Make garlic butter sauce
- Reduce heat to medium, add the butter, and melt it while scraping up the browned bits from the bottom of the pan. Stir until the butter looks slightly foamy and glossy.
- Add the minced garlic and cook for 30–45 seconds until fragrant and just golden, without letting it burn. The garlic should smell toasted but not dark.
- Stir in the thyme, soy sauce, red pepper flakes (if using), and lemon juice, then let the sauce bubble for 30 seconds. The sauce should look slightly reduced and glossy.
Toss and serve
- Return the steak and zucchini to the pan and toss in the garlic butter sauce for 1–2 minutes until fully coated and heated through. The steak should be medium to medium-rare at this point.

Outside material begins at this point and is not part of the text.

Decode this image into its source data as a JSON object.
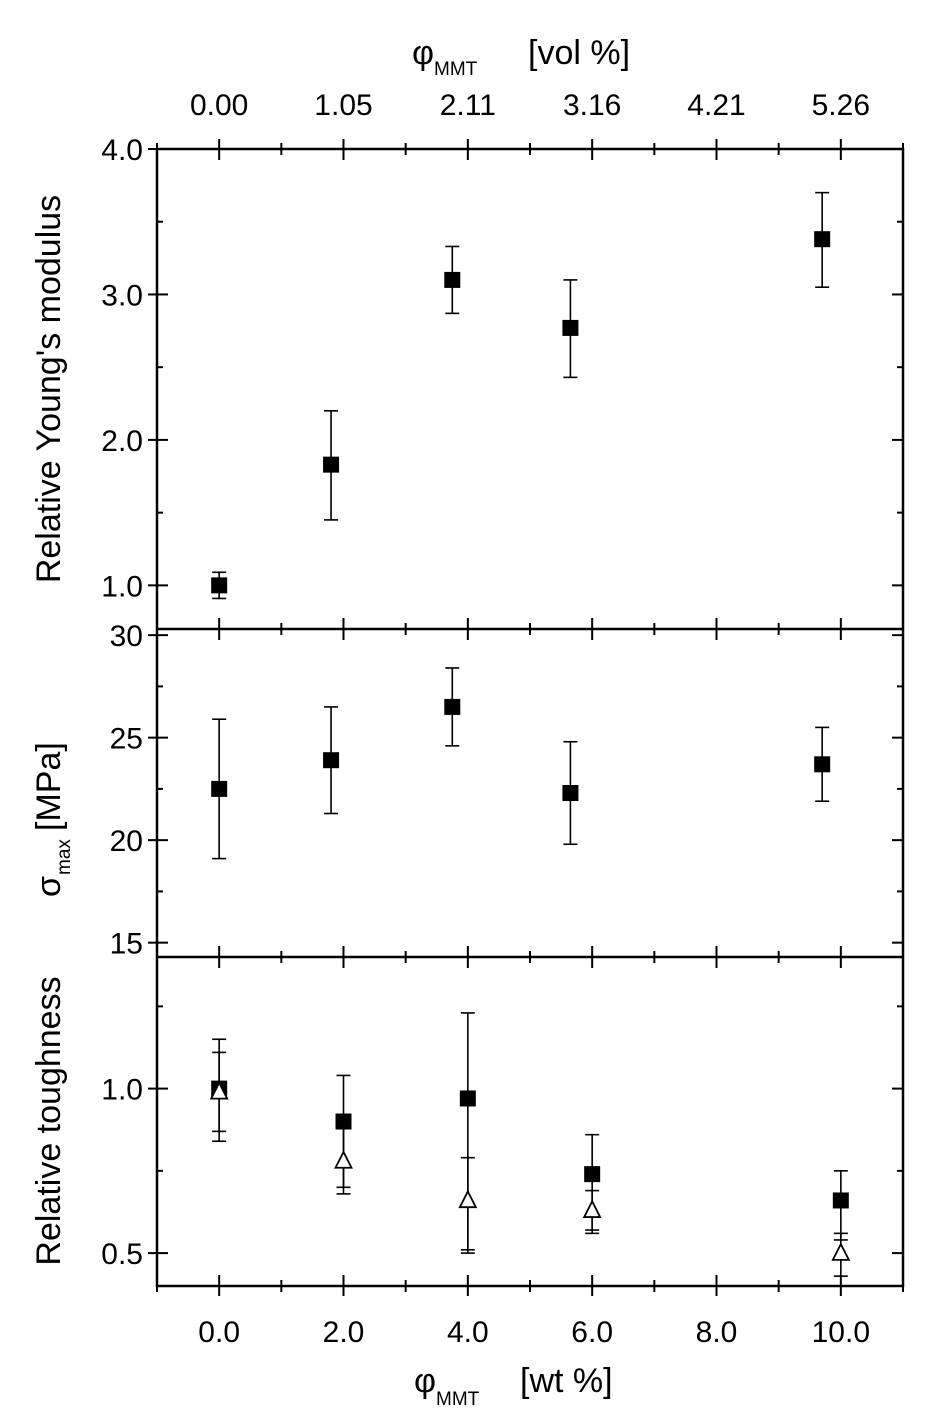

- Remove from heat, garnish with fresh parsley and an extra squeeze of lemon, then serve immediately straight from the skillet. The surface should look buttery and lightly sauced.
Notes
For the best sear, make sure the steak is fully dry before seasoning and keep the steak in a single layer during the first sear. Store leftovers in an airtight container in the refrigerator up to 3 days; reheat gently in a skillet over low heat until warmed through. Freezing is not recommended because the zucchini can soften. For a lighter option, use 2 tbsp butter plus 2 tbsp olive oil for the sauce (texture will be slightly less rich).